Para um brasileiro, mesmo de poucas letras, a mensagem é clara: o Brasil fará meio milénio de existência dentro de pouco mais de ano e meio. Para um português com algumas letras a mensagem é outra. O importante não é o que está no relógio planetário, mas o que está ausente da legenda. A palavra “descoberta”. O Brasil vai celebrar os seus quinhentos anos de existência. Seria melhor dizer, de emergência. De que espaço? A questão é sem sentido. Nação-continente, lentamente construída ao longo de cinco séculos, como espaço e natureza, é contemporânea de si mesma. Nesse sentido, é incomemorável. Aqueles 500 anos referem-se à História, à sua inserção num quadro temporal que se convencionou ser também o da História Universal. É essa entrada na História, o seu nascimento – pese à cronologia antropologista – que o Brasil vai comemorar. Sozinho ou como se o fosse. Como se tivesse nascido de si mesmo, morena Vênus das nações saída da espuma dos mares. E aquele continente nu bem merece a hipérbole. Todas as hipérboles.

Para os portugueses que há quinhentos anos também – curiosa coincidência – imaginaram “descobrir” as terras de Santa Cruz, esta comemoração em forma de partenogénese parecerá historicamente inviável e moralmente uma ingratidão. E aquela inscrição dos 500 anos um mero lapsus, a que bastaria acrescentar qualquer coisa como “a chegada de Cabral” para que tudo entrasse na ordem das coisas. Na nossa de portugueses.

Queiramo-lo ou não, a dos brasileiros, que é a da sua identidade de hoje, do seu tempo de hoje, identidade e tempo brasileiros, porventura sem centro nem raízes, mas sem exterior, se numa perspectiva historiográfica herdada da nossa, de europeus e descobridores, se pode imaginar abstractamente ligada a um tempo não-brasileiro, a temporalidade brasileira deste fim de milênio é uma temporalidade plena. Paradoxalmente plena, pois extravasa já para o resto do continente quando no interior das suas fronteiras continua a subir como uma maré cheia. O passado – inclusive o mais já seu e próximo – esboroa-se, desfaz-se como espuma contra a vaga de um presente avassalador que rola sobre si mesma como um futuro. O seu passado colonial é pura pré-história quando lhe sobra tempo para o evocar. E o tempo indígena o seu tempo futuro, ao mesmo tempo mítico, aquele onde já não tem nenhum sentido comemorar nada. Sobretudo o seu “nascimento” a partir de uma origem que tem de se apresentar não só simbolicamente, mas sensualmente, como não-Brasil. É por isso que não devemos estranhar a futura festa que o Brasil se dará a si mesmo como “não-descoberto”.

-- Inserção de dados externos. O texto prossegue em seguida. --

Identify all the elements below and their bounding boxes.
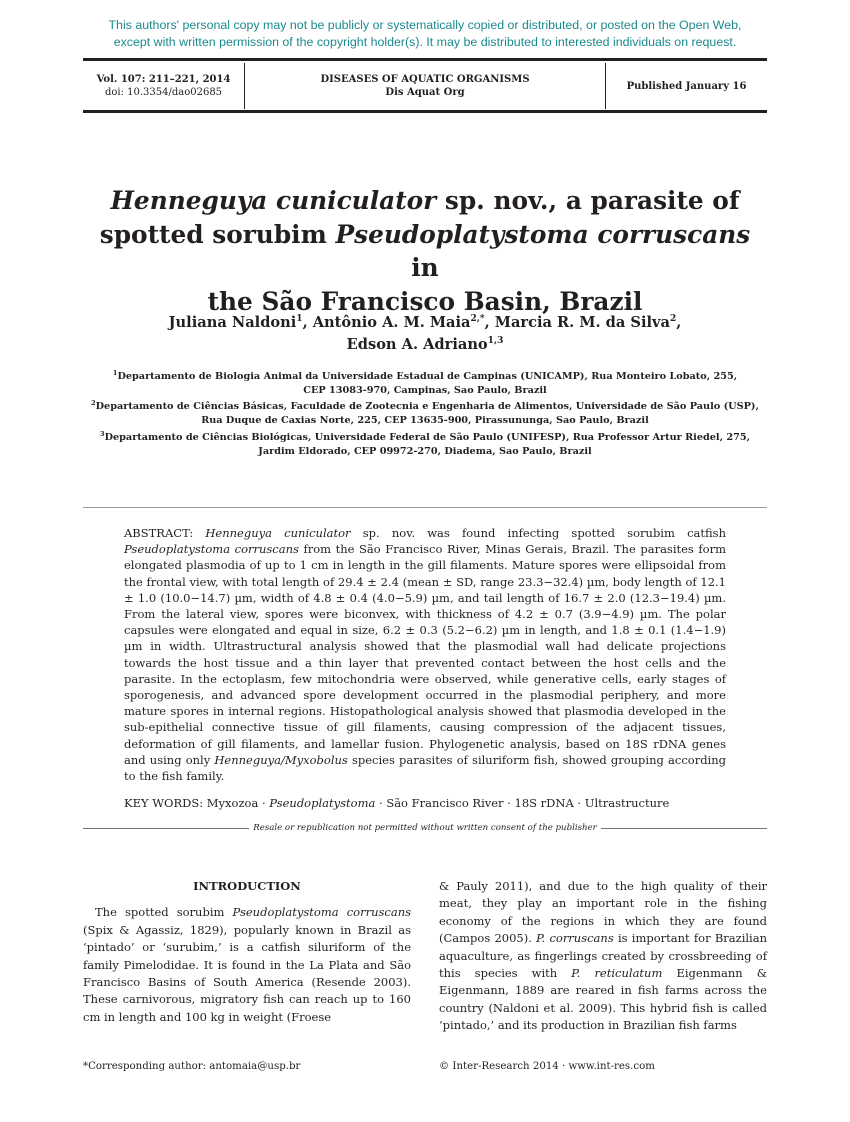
affiliation-line: Jardim Eldorado, CEP 09972-270, Diadema, Sao Paulo, Brazil [258, 445, 592, 457]
doi: doi: 10.3354/dao02685 [104, 87, 223, 98]
affiliation [83, 400, 767, 427]
affiliation [83, 431, 767, 458]
keywords-label: KEY WORDS: [124, 796, 207, 810]
journal-cell [245, 63, 606, 109]
author-affil-sup: 2 [669, 314, 677, 324]
affiliation-sup: 3 [100, 429, 105, 438]
body-text: (Spix & Agassiz, 1829), popularly known in Brazil as ‘pintado’ or ‘surubim,’ is a catfish siluriform of the family Pimelodidae. It is found in the La Plata and São Francisco Basins of South America (Resende 2003). These carnivorous, migratory fish can reach up to 160 cm in length and 100 kg in weight (Froese [83, 922, 411, 1024]
keyword: Myxozoa [206, 796, 259, 810]
abstract-text: species parasites of siluriform fish, showed grouping according to the fish family. [124, 752, 726, 784]
author-name: Juliana Naldoni [168, 314, 297, 331]
notice-line-2: except with written permission of the copyright holder(s). It may be distributed to interested individuals on request. [113, 34, 737, 49]
affiliation [83, 370, 767, 397]
keyword-sep: · [258, 796, 270, 810]
author-affil-sup: 1,3 [487, 335, 504, 346]
published-date: Published January 16 [626, 80, 747, 92]
affiliations [83, 370, 767, 461]
body-column-left [83, 878, 411, 1026]
header-bottom-rule [83, 110, 767, 113]
keyword-sep: · [503, 796, 515, 810]
body-species: Pseudoplatystoma corruscans [232, 905, 411, 920]
title-host: Pseudoplatystoma corruscans [335, 219, 751, 249]
affiliation-line: Rua Duque de Caxias Norte, 225, CEP 13635-900, Pirassununga, Sao Paulo, Brazil [201, 415, 649, 427]
affiliation-line: Departamento de Ciências Biológicas, Universidade Federal de São Paulo (UNIFESP), Rua Professor Artur Riedel, 275, [104, 431, 750, 443]
body-paragraph [439, 878, 767, 1035]
author-sep: , [676, 314, 682, 331]
body-species: P. reticulatum [571, 966, 663, 981]
keyword: Ultrastructure [584, 796, 670, 810]
author-list [83, 312, 767, 355]
abstract-species: Henneguya cuniculator [205, 526, 351, 540]
body-text: & Pauly 2011), and due to the high quality of their meat, they play an important role in the fishing economy of the regions in which they are found (Campos 2005). [439, 879, 767, 946]
affiliation-sup: 1 [112, 369, 118, 377]
abstract-genera: Henneguya/Myxobolus [214, 752, 348, 767]
author-affil-sup: 1 [296, 314, 303, 324]
body-text: Eigenmann & Eigenmann, 1889 are reared in fish farms across the country (Naldoni et al. 2009). This hybrid fish is called ‘pintado,’ and its production in Brazilian fish farms [439, 966, 767, 1033]
keyword: 18S rDNA [514, 796, 574, 810]
keyword-sep: · [375, 796, 387, 810]
keyword: Pseudoplatystoma [269, 796, 376, 810]
author-name: , Marcia R. M. da Silva [484, 314, 670, 331]
body-column-right [439, 878, 767, 1035]
keyword-sep: · [573, 796, 585, 810]
volume: Vol. 107: 211–221, 2014 [96, 74, 231, 85]
journal-name: DISEASES OF AQUATIC ORGANISMS [320, 74, 530, 85]
body-text: The spotted sorubim [95, 905, 233, 920]
abstract-host: Pseudoplatystoma corruscans [124, 542, 299, 557]
affiliation-sup: 2 [91, 399, 96, 408]
journal-abbrev: Dis Aquat Org [385, 87, 465, 98]
affiliation-line: Departamento de Ciências Básicas, Faculdade de Zootecnia e Engenharia de Alimentos, Universidade de São Paulo (USP), [95, 401, 759, 413]
body-text: is important for Brazilian aquaculture, as fingerlings created by crossbreeding of this species with [439, 931, 768, 981]
body-species: P. corruscans [536, 931, 614, 946]
keyword: São Francisco River [386, 796, 504, 810]
journal-header [83, 63, 767, 109]
abstract-label: ABSTRACT: [124, 526, 206, 540]
abstract-rule [83, 507, 767, 508]
author-name: , Antônio A. M. Maia [302, 314, 471, 331]
abstract-text: from the São Francisco River, Minas Gerais, Brazil. The parasites form elongated plasmodia of up to 1 cm in length in the gill filaments. Mature spores were ellipsoidal from the frontal view, with total length of 29.4 ± 2.4 (mean ± SD, range 23.3−32.4) µm, body length of 12.1 ± 1.0 (10.0−14.7) µm, width of 4.8 ± 0.4 (4.0−5.9) µm, and tail length of 16.7 ± 2.0 (12.3−19.4) µm. From the lateral view, spores were biconvex, with thickness of 4.2 ± 0.7 (3.9−4.9) µm. The polar capsules were elongated and equal in size, 6.2 ± 0.3 (5.2−6.2) µm in length, and 1.8 ± 0.1 (1.4−1.9) µm in width. Ultrastructural analysis showed that the plasmodial wall had delicate projections towards the host tissue and a thin layer that prevented contact between the host cells and the parasite. In the ectoplasm, few mitochondria were observed, while generative cells, early stages of sporogenesis, and advanced spore development occurred in the plasmodial periphery, and more mature spores in internal regions. Histopathological analysis showed that plasmodia developed in the sub-epithelial connective tissue of gill filaments, causing compression of the adjacent tissues, deformation of gill filaments, and lamellar fusion. Phylogenetic analysis, based on 18S rDNA genes and using only [124, 542, 726, 767]
affiliation-line: CEP 13083-970, Campinas, Sao Paulo, Brazil [303, 384, 547, 396]
resale-notice [83, 822, 767, 834]
title-species: Henneguya cuniculator [110, 186, 437, 215]
author-affil-sup: 2,* [470, 314, 485, 324]
abstract [124, 525, 726, 784]
header-top-rule [83, 58, 767, 61]
copyright-notice [0, 17, 850, 50]
paper-title [83, 184, 767, 318]
title-part-2: spotted sorubim [99, 219, 336, 249]
corresponding-author: *Corresponding author: antomaia@usp.br [83, 1061, 301, 1072]
notice-line-1: This authors' personal copy may not be publicly or systematically copied or distributed, or posted on the Open Web, [108, 18, 742, 32]
title-part-3: in [411, 253, 439, 282]
abstract-text: sp. nov. was found infecting spotted sorubim catfish [350, 526, 726, 540]
volume-cell [83, 63, 245, 109]
body-paragraph [83, 904, 411, 1026]
title-part-4: the São Francisco Basin, Brazil [207, 286, 643, 316]
title-part-1: sp. nov., a parasite of [436, 186, 740, 215]
affiliation-line: Departamento de Biologia Animal da Universidade Estadual de Campinas (UNICAMP), Rua Monteiro Lobato, 255, [117, 371, 738, 382]
section-heading: INTRODUCTION [193, 879, 301, 893]
published-cell [606, 63, 767, 109]
copyright-footer: © Inter-Research 2014 · www.int-res.com [439, 1061, 655, 1072]
resale-text: Resale or republication not permitted without written consent of the publisher [249, 823, 600, 833]
author-name: Edson A. Adriano [346, 335, 488, 353]
keywords [124, 795, 726, 811]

Vendo bem, o painel onde estamos soberbamente rasurados é uma boa lição para nós. Mais a mais nestes tempos de euforia neo-imperial puramente onírica. Nós não “descobrimos” o Brasil. Não havia naquelas praias de sonho entrevistas por Caminha nenhum Brasil a descobrir. Em humanidade, maravilha e graças naturais, aquelas terras sem nome comum já tinham dono. Mas havia – segundo uma lógica de expansão e violência que ia conosco como com a humanidade inteira desde Caim – uma terra a explorar, um mundo a conhecer, uma nação a inventar antes mesmo de existir. Foi a sua invenção que se tornou Brasil e quem a inventou brasileiro por tê-la inventado.